Нет, он не сдастся, он еще поборется! Миллер поднял голову и гордо оглядел безлюдную улицу. Теперь он шел легко и стремительно, словно бесполезная ноша внезапно свалилась с плеч. Он будто парил над землей. Ему хотелось сбросить кожу, взмыть ввысь и улететь куда-то далеко-далеко, где его никто не знает, и там, среди чужих людей, обрести свободу ото всех и от себя.
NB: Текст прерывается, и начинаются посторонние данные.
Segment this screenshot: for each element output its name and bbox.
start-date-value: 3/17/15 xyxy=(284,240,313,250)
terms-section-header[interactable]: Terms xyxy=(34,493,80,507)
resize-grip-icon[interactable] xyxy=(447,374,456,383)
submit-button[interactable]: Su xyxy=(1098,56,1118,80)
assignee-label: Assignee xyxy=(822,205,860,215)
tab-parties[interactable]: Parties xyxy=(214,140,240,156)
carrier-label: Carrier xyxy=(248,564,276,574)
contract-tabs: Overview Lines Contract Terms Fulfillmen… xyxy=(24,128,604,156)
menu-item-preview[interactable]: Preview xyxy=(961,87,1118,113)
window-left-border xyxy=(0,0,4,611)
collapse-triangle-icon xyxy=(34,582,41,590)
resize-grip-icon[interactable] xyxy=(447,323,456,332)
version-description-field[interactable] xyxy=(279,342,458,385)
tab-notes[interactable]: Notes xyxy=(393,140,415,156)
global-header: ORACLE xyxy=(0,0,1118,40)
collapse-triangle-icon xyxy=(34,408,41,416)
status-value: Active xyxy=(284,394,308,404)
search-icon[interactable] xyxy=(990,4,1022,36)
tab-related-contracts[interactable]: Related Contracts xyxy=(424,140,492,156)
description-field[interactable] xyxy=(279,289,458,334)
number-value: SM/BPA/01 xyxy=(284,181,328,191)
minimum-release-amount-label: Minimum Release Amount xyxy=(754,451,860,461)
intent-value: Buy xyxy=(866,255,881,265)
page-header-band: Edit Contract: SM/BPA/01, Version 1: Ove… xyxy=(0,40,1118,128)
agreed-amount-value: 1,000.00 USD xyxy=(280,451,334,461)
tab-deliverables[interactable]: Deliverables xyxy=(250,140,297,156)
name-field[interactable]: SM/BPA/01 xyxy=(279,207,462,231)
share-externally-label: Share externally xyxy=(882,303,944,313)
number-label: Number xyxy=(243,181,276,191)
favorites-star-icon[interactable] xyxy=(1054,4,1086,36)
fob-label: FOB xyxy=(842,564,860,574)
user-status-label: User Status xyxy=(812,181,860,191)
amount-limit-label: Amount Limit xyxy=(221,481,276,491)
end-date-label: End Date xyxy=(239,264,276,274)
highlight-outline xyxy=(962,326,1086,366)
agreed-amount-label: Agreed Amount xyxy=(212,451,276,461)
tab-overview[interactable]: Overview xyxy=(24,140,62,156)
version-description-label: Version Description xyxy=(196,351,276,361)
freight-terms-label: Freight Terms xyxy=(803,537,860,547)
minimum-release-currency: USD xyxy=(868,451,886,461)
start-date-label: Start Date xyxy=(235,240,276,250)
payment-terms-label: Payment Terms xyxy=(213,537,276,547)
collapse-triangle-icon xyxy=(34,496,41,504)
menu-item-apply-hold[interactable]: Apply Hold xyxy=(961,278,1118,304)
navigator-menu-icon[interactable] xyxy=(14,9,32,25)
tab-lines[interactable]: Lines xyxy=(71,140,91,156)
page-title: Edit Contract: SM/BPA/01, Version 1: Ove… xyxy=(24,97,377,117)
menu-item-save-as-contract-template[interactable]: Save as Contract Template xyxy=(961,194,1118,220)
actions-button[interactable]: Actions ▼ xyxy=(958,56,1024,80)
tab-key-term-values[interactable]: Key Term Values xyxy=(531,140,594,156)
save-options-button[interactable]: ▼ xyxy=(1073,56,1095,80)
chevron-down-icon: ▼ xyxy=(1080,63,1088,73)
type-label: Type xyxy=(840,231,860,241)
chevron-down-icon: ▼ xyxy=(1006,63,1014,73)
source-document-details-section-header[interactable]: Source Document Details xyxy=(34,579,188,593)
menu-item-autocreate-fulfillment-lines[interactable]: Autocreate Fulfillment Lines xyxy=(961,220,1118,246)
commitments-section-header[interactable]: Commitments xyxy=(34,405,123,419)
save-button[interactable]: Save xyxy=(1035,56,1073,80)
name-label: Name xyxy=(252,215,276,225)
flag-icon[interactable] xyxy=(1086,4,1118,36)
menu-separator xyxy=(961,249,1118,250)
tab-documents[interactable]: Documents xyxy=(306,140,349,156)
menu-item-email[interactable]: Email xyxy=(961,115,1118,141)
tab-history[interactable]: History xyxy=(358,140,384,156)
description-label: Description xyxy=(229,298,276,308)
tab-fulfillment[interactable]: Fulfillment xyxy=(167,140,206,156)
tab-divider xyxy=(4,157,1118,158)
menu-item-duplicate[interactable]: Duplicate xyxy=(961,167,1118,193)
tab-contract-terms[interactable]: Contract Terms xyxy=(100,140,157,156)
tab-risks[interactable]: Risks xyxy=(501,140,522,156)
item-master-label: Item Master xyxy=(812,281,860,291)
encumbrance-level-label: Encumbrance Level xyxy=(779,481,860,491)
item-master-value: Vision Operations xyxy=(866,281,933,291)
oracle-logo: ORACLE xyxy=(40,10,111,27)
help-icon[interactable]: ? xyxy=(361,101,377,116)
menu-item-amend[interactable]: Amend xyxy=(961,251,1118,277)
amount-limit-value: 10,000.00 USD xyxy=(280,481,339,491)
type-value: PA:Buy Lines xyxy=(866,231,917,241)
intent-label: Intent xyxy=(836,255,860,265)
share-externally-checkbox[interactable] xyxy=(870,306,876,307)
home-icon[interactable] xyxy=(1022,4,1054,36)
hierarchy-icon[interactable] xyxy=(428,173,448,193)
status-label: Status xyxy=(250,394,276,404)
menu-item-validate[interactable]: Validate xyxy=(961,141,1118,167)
Вдруг он остановился, задрал голову и попытался заглянуть в окно на первом этаже. Перед глазами возникла коротко постриженная девушка, и он вновь почувствовал тепло ее тела, точь-в-точь как вчера, когда она прижималась к нему, словно хотела в нем утонуть, и шептала:

— Милый мой, единственный…

Он долго всматривался в знакомое окно. Почему такой слабый свет, почему оно занавешено? Миллер несколько раз свистнул и замер в ожидании. Он дрожал от нетерпения, с ненавистью глядя на жалюзи, вдруг ставшие непреодолимым препятствием. Наклонился, зачерпнул горсть снега и быстрым, нервным движением слепил снежок. Бросить в окно или нет?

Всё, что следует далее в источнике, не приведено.